You can either less calories than what you usually eat or
you can exercise more and at a higher intensity to burn more calories off.
At this point you want to do cardio, preferably interval
training in order to torch the fat.
Don’t forget to lift weights and start developing some muscle.
Phase 2
The next step in the process will take a bit longer but this
is where so many make mistakes.
After having lost weight the skin on your body will be
slightly loose.
Remember that skin is flexible and it stretches and comes
back down in size.
Once you have reduced your bodyfat the skin will not be
tight around your muscle.
Here is where you have to be patient and allow the skin to
start shrinking.
So phase 2 is basically a maintenance phase where you try to
build muscle without gaining fat.
It is in this phase where you can go ahead and work with
lower reps.
Don’t worry about getting a pump. In fact, forget about getting a good
pump. Just go heavier than usual,
stay
in the 3 to 5 rep range and do 5 sets per exercise and keep your muscles
working.
Phase 3
Now that you have given your skin time to catch up, your
muscles are solid and you haven’t put on fat it’s time for you to make the skin
look tight.
For the next 3 weeks you will do high rep workouts.

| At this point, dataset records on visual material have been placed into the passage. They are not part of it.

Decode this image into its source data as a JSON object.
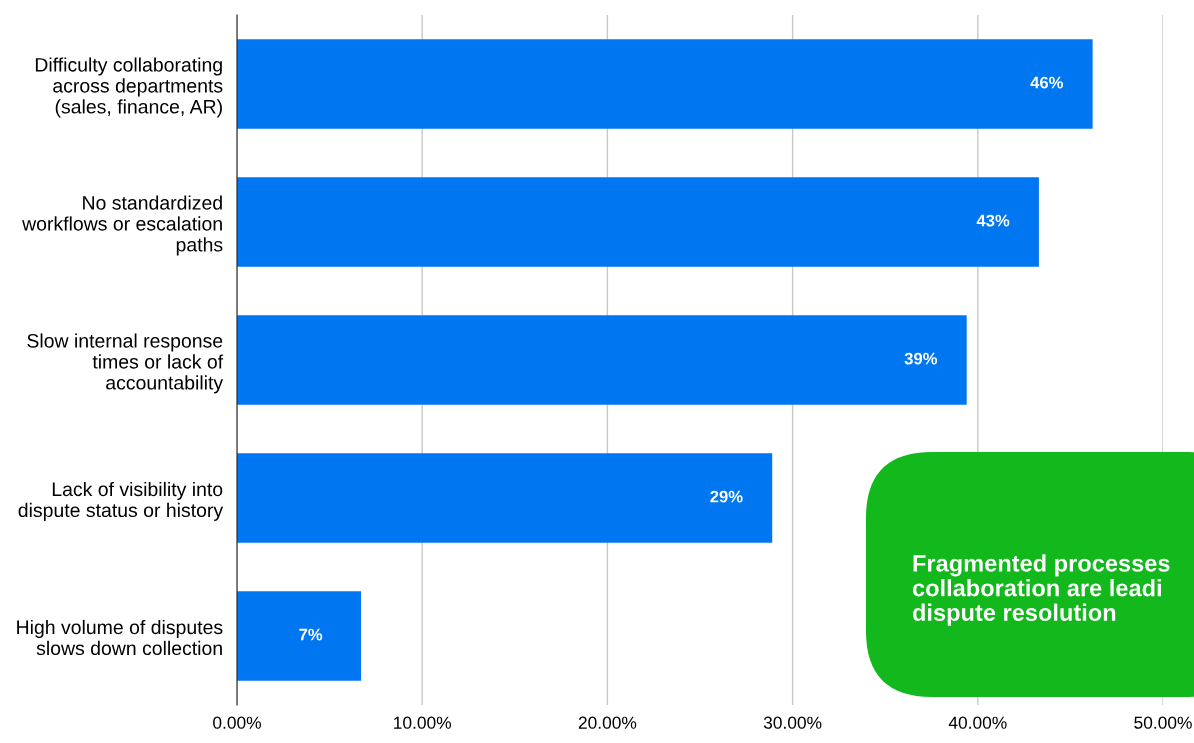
{
  "chart_data": {
    "type": "bar",
    "orientation": "horizontal",
    "categories": [
      "Difficulty collaborating\nacross departments\n(sales, finance, AR)",
      "No standardized\nworkflows or escalation\npaths",
      "Slow internal response\ntimes or lack of\naccountability",
      "Lack of visibility into\ndispute status or history",
      "High volume of disputes\nslows down collection"
    ],
    "values": [
      46.2,
      43.3,
      39.4,
      28.9,
      6.7
    ],
    "value_labels": [
      "46%",
      "43%",
      "39%",
      "29%",
      "7%"
    ],
    "color": "#0077f0",
    "xlim": [
      0,
      50
    ],
    "xticks": [
      {
        "value": 0,
        "label": "0.00%"
      },
      {
        "value": 10,
        "label": "10.00%"
      },
      {
        "value": 20,
        "label": "20.00%"
      },
      {
        "value": 30,
        "label": "30.00%"
      },
      {
        "value": 40,
        "label": "40.00%"
      },
      {
        "value": 50,
        "label": "50.00%"
      }
    ],
    "grid": "x",
    "annotations": [
      "Fragmented processes\ncollaboration are leadi\ndispute resolution"
    ]
  }
}
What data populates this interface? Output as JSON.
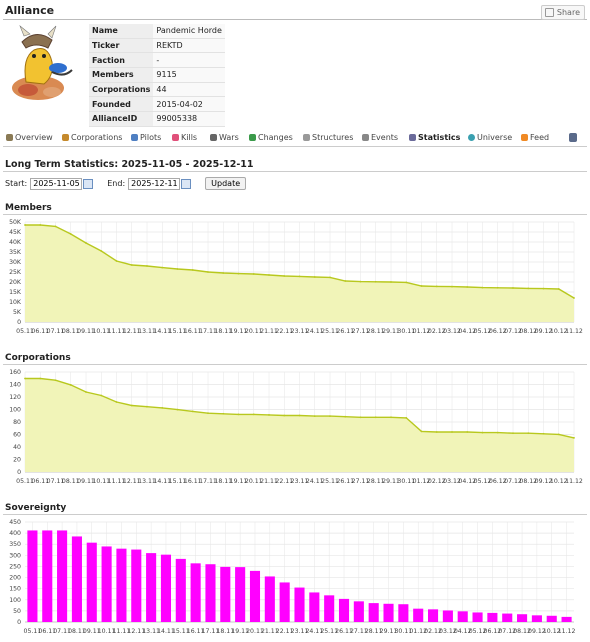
{
  "header": {
    "title": "Alliance",
    "share_label": "Share"
  },
  "info": [
    {
      "key": "Name",
      "value": "Pandemic Horde"
    },
    {
      "key": "Ticker",
      "value": "REKTD"
    },
    {
      "key": "Faction",
      "value": "-"
    },
    {
      "key": "Members",
      "value": "9115"
    },
    {
      "key": "Corporations",
      "value": "44"
    },
    {
      "key": "Founded",
      "value": "2015-04-02"
    },
    {
      "key": "AllianceID",
      "value": "99005338"
    }
  ],
  "nav": [
    {
      "label": "Overview",
      "icon": "home-icon",
      "color": "#8a7a55"
    },
    {
      "label": "Corporations",
      "icon": "corporation-icon",
      "color": "#c58a2c"
    },
    {
      "label": "Pilots",
      "icon": "pilot-icon",
      "color": "#4f7fc2"
    },
    {
      "label": "Kills",
      "icon": "heart-icon",
      "color": "#e0507a"
    },
    {
      "label": "Wars",
      "icon": "crossed-swords-icon",
      "color": "#666666"
    },
    {
      "label": "Changes",
      "icon": "changes-icon",
      "color": "#3a9a4a"
    },
    {
      "label": "Structures",
      "icon": "structure-icon",
      "color": "#999999"
    },
    {
      "label": "Events",
      "icon": "tag-icon",
      "color": "#888888"
    },
    {
      "label": "Statistics",
      "icon": "chart-icon",
      "color": "#6a6a9a",
      "active": true
    },
    {
      "label": "Universe",
      "icon": "globe-icon",
      "color": "#3aa0b0"
    },
    {
      "label": "Feed",
      "icon": "rss-icon",
      "color": "#f08a24"
    },
    {
      "label": "",
      "icon": "report-icon",
      "color": "#5a6a8a"
    }
  ],
  "stats": {
    "title": "Long Term Statistics: 2025-11-05 - 2025-12-11",
    "start_label": "Start:",
    "start_value": "2025-11-05",
    "end_label": "End:",
    "end_value": "2025-12-11",
    "update_label": "Update"
  },
  "colors": {
    "line": "#b8c81e",
    "fill": "#f1f4b8",
    "bar": "#ff00ff",
    "grid": "#e6e6e6"
  },
  "chart_data": [
    {
      "type": "area",
      "title": "Members",
      "x": [
        "05.11",
        "06.11",
        "07.11",
        "08.11",
        "09.11",
        "10.11",
        "11.11",
        "12.11",
        "13.11",
        "14.11",
        "15.11",
        "16.11",
        "17.11",
        "18.11",
        "19.11",
        "20.11",
        "21.11",
        "22.11",
        "23.11",
        "24.11",
        "25.11",
        "26.11",
        "27.11",
        "28.11",
        "29.11",
        "30.11",
        "01.12",
        "02.12",
        "03.12",
        "04.12",
        "05.12",
        "06.12",
        "07.12",
        "08.12",
        "09.12",
        "10.12",
        "11.12"
      ],
      "values": [
        48500,
        48500,
        47800,
        44000,
        39500,
        35500,
        30500,
        28500,
        28000,
        27200,
        26500,
        26000,
        25000,
        24500,
        24200,
        24000,
        23500,
        23000,
        22800,
        22500,
        22300,
        20500,
        20200,
        20100,
        20000,
        19800,
        18000,
        17800,
        17700,
        17500,
        17200,
        17100,
        17000,
        16800,
        16700,
        16500,
        12000
      ],
      "yticks": [
        "0",
        "5K",
        "10K",
        "15K",
        "20K",
        "25K",
        "30K",
        "35K",
        "40K",
        "45K",
        "50K"
      ],
      "ylim": [
        0,
        50000
      ]
    },
    {
      "type": "area",
      "title": "Corporations",
      "x": [
        "05.11",
        "06.11",
        "07.11",
        "08.11",
        "09.11",
        "10.11",
        "11.11",
        "12.11",
        "13.11",
        "14.11",
        "15.11",
        "16.11",
        "17.11",
        "18.11",
        "19.11",
        "20.11",
        "21.11",
        "22.11",
        "23.11",
        "24.11",
        "25.11",
        "26.11",
        "27.11",
        "28.11",
        "29.11",
        "30.11",
        "01.12",
        "02.12",
        "03.12",
        "04.12",
        "05.12",
        "06.12",
        "07.12",
        "08.12",
        "09.12",
        "10.12",
        "11.12"
      ],
      "values": [
        159,
        159,
        156,
        148,
        136,
        130,
        119,
        113,
        111,
        109,
        106,
        103,
        100,
        99,
        98,
        98,
        97,
        96,
        96,
        95,
        95,
        94,
        93,
        93,
        93,
        92,
        69,
        68,
        68,
        68,
        67,
        67,
        66,
        66,
        65,
        64,
        58
      ],
      "yticks": [
        "0",
        "20",
        "40",
        "60",
        "80",
        "100",
        "120",
        "140",
        "160"
      ],
      "ylim": [
        0,
        170
      ]
    },
    {
      "type": "bar",
      "title": "Sovereignty",
      "x": [
        "05.11",
        "06.11",
        "07.11",
        "08.11",
        "09.11",
        "10.11",
        "11.11",
        "12.11",
        "13.11",
        "14.11",
        "15.11",
        "16.11",
        "17.11",
        "18.11",
        "19.11",
        "20.11",
        "21.11",
        "22.11",
        "23.11",
        "24.11",
        "25.11",
        "26.11",
        "27.11",
        "28.11",
        "29.11",
        "30.11",
        "01.12",
        "02.12",
        "03.12",
        "04.12",
        "05.12",
        "06.12",
        "07.12",
        "08.12",
        "09.12",
        "10.12",
        "11.12"
      ],
      "values": [
        412,
        412,
        412,
        385,
        357,
        340,
        330,
        326,
        310,
        303,
        284,
        264,
        260,
        248,
        247,
        230,
        205,
        178,
        155,
        133,
        120,
        104,
        93,
        85,
        82,
        80,
        60,
        57,
        52,
        48,
        43,
        41,
        38,
        35,
        30,
        28,
        23
      ],
      "yticks": [
        "0",
        "50",
        "100",
        "150",
        "200",
        "250",
        "300",
        "350",
        "400",
        "450"
      ],
      "ylim": [
        0,
        450
      ]
    }
  ]
}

This is the time to do workouts of 8 to 12 reps per set.
By doing high rep workouts you will begin to see sarcoplasmic growth.
Sarcoplasmic growth will lead the muscles to fill up with
fluid which is what makes your muscles look nice and full.
As you create this pump and your muscles look full you will
begin to see your skin tighten up.
At this time the shrink wrap effect will be in its glory.
So that’s basically the way you create high definition that
will have you looking like those guys in magazines.
Next time you open a fitness magazine you’ll know the tricks
and hopefully you’ll be looking like a fitness model too.